Idasa hopeful about Budget, warns of debt servicing

Thursday, February 24, 2011

Pretoria - The Institute for Democracy in SA (Idasa) has reacted to the 2011 Budget with cautious optimism, but has warned that debt servicing is by far the fastest increasing budget item over the medium-term.

"The economic backdrop to the 2011 Budget does look more favourable, and a note of cautious optimism seems appropriate now.
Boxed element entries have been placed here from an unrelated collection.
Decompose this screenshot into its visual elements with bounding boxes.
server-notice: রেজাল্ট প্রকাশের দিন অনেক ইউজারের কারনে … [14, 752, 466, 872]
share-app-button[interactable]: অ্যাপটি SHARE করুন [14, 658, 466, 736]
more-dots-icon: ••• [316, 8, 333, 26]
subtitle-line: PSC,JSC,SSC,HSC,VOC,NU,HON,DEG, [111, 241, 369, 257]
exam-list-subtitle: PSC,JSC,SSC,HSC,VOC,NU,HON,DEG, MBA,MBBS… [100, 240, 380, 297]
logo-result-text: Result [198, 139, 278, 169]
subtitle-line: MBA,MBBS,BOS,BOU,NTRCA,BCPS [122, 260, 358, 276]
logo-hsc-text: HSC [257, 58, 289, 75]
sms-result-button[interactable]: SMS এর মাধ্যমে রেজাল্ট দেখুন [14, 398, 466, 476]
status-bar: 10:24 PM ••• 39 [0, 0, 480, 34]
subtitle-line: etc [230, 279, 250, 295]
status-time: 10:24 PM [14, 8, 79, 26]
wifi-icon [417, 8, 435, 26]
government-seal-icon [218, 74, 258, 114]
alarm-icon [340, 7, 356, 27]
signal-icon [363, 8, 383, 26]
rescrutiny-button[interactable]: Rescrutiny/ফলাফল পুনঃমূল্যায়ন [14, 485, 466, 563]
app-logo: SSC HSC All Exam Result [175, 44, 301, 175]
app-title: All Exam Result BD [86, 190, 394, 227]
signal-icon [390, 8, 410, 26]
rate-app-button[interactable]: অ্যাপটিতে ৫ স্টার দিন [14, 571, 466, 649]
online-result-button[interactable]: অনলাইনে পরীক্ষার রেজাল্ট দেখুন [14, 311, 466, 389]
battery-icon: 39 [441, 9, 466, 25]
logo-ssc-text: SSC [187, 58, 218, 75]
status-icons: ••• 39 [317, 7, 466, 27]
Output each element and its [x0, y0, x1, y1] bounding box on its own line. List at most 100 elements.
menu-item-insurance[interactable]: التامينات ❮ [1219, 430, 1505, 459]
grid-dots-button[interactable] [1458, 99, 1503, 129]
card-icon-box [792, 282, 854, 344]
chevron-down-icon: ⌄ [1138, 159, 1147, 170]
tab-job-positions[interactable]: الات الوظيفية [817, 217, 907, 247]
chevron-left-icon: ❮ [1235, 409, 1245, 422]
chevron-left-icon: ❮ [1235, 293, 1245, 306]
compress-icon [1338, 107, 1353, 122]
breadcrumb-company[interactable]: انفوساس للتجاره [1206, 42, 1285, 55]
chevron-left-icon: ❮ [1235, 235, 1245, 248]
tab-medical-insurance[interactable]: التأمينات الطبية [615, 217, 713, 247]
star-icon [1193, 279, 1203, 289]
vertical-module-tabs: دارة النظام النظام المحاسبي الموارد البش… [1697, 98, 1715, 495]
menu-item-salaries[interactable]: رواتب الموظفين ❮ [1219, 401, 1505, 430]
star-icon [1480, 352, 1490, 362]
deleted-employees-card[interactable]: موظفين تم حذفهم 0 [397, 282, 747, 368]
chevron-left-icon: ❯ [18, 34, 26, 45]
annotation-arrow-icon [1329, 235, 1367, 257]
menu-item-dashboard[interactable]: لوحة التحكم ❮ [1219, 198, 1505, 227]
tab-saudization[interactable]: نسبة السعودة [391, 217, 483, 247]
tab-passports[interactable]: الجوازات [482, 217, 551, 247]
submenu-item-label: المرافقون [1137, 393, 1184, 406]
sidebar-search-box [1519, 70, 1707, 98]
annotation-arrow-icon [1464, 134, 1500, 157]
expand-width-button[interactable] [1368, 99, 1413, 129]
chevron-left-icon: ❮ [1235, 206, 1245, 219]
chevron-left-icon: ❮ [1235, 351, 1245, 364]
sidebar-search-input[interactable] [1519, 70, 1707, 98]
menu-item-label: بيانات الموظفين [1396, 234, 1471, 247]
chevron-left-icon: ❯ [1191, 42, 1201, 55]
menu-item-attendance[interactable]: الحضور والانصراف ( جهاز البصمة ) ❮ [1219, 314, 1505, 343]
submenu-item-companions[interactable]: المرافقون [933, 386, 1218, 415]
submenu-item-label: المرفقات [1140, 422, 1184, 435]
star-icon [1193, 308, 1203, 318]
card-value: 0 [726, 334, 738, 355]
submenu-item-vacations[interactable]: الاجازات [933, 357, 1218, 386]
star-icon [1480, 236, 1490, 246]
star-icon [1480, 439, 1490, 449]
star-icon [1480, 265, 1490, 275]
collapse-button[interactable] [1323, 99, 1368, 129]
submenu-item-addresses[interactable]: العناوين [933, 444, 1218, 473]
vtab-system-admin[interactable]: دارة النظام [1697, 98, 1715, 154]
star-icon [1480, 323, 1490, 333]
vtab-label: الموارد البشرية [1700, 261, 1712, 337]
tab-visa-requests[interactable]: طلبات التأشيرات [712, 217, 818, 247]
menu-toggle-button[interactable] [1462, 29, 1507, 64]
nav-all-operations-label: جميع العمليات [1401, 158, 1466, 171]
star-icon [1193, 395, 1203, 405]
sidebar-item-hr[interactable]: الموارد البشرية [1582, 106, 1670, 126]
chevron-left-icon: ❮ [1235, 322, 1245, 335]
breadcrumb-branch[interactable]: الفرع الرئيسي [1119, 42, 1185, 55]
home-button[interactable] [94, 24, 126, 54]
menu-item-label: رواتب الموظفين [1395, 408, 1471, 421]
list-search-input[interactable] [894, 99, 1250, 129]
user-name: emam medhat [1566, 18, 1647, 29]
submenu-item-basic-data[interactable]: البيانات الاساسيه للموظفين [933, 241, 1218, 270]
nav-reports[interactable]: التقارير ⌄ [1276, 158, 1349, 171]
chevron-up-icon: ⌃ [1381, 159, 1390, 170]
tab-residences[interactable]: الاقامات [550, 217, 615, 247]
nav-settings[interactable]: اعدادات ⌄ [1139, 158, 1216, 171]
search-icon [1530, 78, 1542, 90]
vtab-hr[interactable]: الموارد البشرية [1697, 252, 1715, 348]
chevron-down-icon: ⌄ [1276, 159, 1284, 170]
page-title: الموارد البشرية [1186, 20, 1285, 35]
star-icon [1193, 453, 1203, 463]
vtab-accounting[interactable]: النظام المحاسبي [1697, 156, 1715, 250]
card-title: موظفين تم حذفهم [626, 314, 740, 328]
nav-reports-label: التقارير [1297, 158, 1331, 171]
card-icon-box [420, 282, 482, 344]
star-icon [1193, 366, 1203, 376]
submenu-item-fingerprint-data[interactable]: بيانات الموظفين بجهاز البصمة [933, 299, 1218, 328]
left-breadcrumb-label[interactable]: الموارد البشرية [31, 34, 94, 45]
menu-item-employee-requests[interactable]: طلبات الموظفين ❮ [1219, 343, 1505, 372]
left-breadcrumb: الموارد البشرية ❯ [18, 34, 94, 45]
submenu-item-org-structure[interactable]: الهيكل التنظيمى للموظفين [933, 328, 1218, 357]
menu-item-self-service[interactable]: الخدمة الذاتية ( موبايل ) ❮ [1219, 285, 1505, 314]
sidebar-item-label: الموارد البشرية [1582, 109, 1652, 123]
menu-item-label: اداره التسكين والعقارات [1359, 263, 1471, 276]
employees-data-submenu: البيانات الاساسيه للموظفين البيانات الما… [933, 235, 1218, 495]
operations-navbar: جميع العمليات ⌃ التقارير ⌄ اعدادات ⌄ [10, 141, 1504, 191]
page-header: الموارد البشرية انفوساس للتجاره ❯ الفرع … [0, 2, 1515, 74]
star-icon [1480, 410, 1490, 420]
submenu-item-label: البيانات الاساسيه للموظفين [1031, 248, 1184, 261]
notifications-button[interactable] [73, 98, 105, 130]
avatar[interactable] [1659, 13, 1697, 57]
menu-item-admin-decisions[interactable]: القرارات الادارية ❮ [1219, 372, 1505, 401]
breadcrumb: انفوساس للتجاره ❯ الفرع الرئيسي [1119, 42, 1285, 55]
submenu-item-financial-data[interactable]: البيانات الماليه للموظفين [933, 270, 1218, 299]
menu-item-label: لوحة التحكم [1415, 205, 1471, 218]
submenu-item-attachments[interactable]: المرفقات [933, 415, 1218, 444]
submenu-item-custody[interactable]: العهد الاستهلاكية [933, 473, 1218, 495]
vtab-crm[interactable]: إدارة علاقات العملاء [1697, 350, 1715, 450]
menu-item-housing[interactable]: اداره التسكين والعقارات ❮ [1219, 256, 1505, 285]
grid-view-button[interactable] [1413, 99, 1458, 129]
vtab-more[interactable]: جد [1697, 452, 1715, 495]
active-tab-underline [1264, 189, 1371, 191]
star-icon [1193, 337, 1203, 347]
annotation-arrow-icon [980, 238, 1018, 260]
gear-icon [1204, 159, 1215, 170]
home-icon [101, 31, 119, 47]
The latest numbers suggest that the South African economy grew by slightly under 3 percent in 2010, and the forecasts of growth rates between 3 percent and 4 percent for the next two years seem realistic," said Len Verwey of Idasa.

He said efficiency and effective reprioritisation become even more important than usual, particularly if the objectives of the New Growth Path of higher and more inclusive growth are to be realised.

However, Verwey said the continued slow recovery of tax revenue meant that deficit financing remained necessary, with a deficit outcome of 5.3 percent of the Growth Domestic Product (GDP) now estimated for 2010/11, and deficits declining from around 5.3 percent in 2011/12 to around 3.8 percent in 2013/14.

"These deficits are necessary not to fund a huge increase in spending, but simply to maintain government spending increases at a very moderate rate over the medium-term. Nevertheless, in nominal terms, the cost of debt-servicing will double from its 2007/08 value to 2013/14, and debt service costs will increase by an annual average of around 16 percent from 2010/11 to 2013/14, or at more than double the proposed rate of increase of allocated expenditure of 7.2 percent," he said.

According to Idasa, though economic recovery in the narrower sense appears to be moderately underway, job creation as well as tax revenue will continue to lag significantly.

"As the Budget Review notes, the South African economy lost a particularly large number of jobs for the degree of output contraction that occurred during the recession," said Verwey.

While some jobs will be created by virtue of the recovery of the global and domestic economy, he said, the targeted interventions are particularly crucial in addressing youth unemployment.

He further advised that it would be necessary to learn from the failures of past policy and implementation.

"Support for small business has not been adequate, despite their potential key contribution in creating jobs. Similarly, the training layoff scheme, which allocated more than R2 billion to provide training allowances as an alternative to retrenchment for workers during the recession, has fallen significantly short in its aims.

"These and similar experiences suggest that better partnership-building between government and other stakeholders is needed if we are to address the jobs crisis. They also point to the informational and administrative challenges of effective labour market intervention," he said.

Verwey said the proposed R9 billion jobs fund was certainly a necessary intervention, but it is imperative that no undue delays hamper the requests for proposals from implementing organisations, that appropriate organisations be selected quickly, and for adequate oversight measures to be put in place to help achievement the desired impact.

"The Budget 2011 reaffirms the government's commitment to promoting innovation through green economy initiatives as a key strategy for fostering growth and job creation. As a first step, the question boils down to whether budget allocations are in fact aligned with these desired policy outcomes," he said.

Verwey said a key challenge for the national government was to ensure that infrastructure investment in the transport sector translated into long term job creation and contributed to overall growth.

In the wake of the recession, many South Africans have become poor, unemployed, vulnerable, and this challenge requires both short-term measures and fundamental structural change.

Strong leadership, responsive institutions, and effective partnerships, according to Verwey, will be necessary to decisively move towards a transformed society.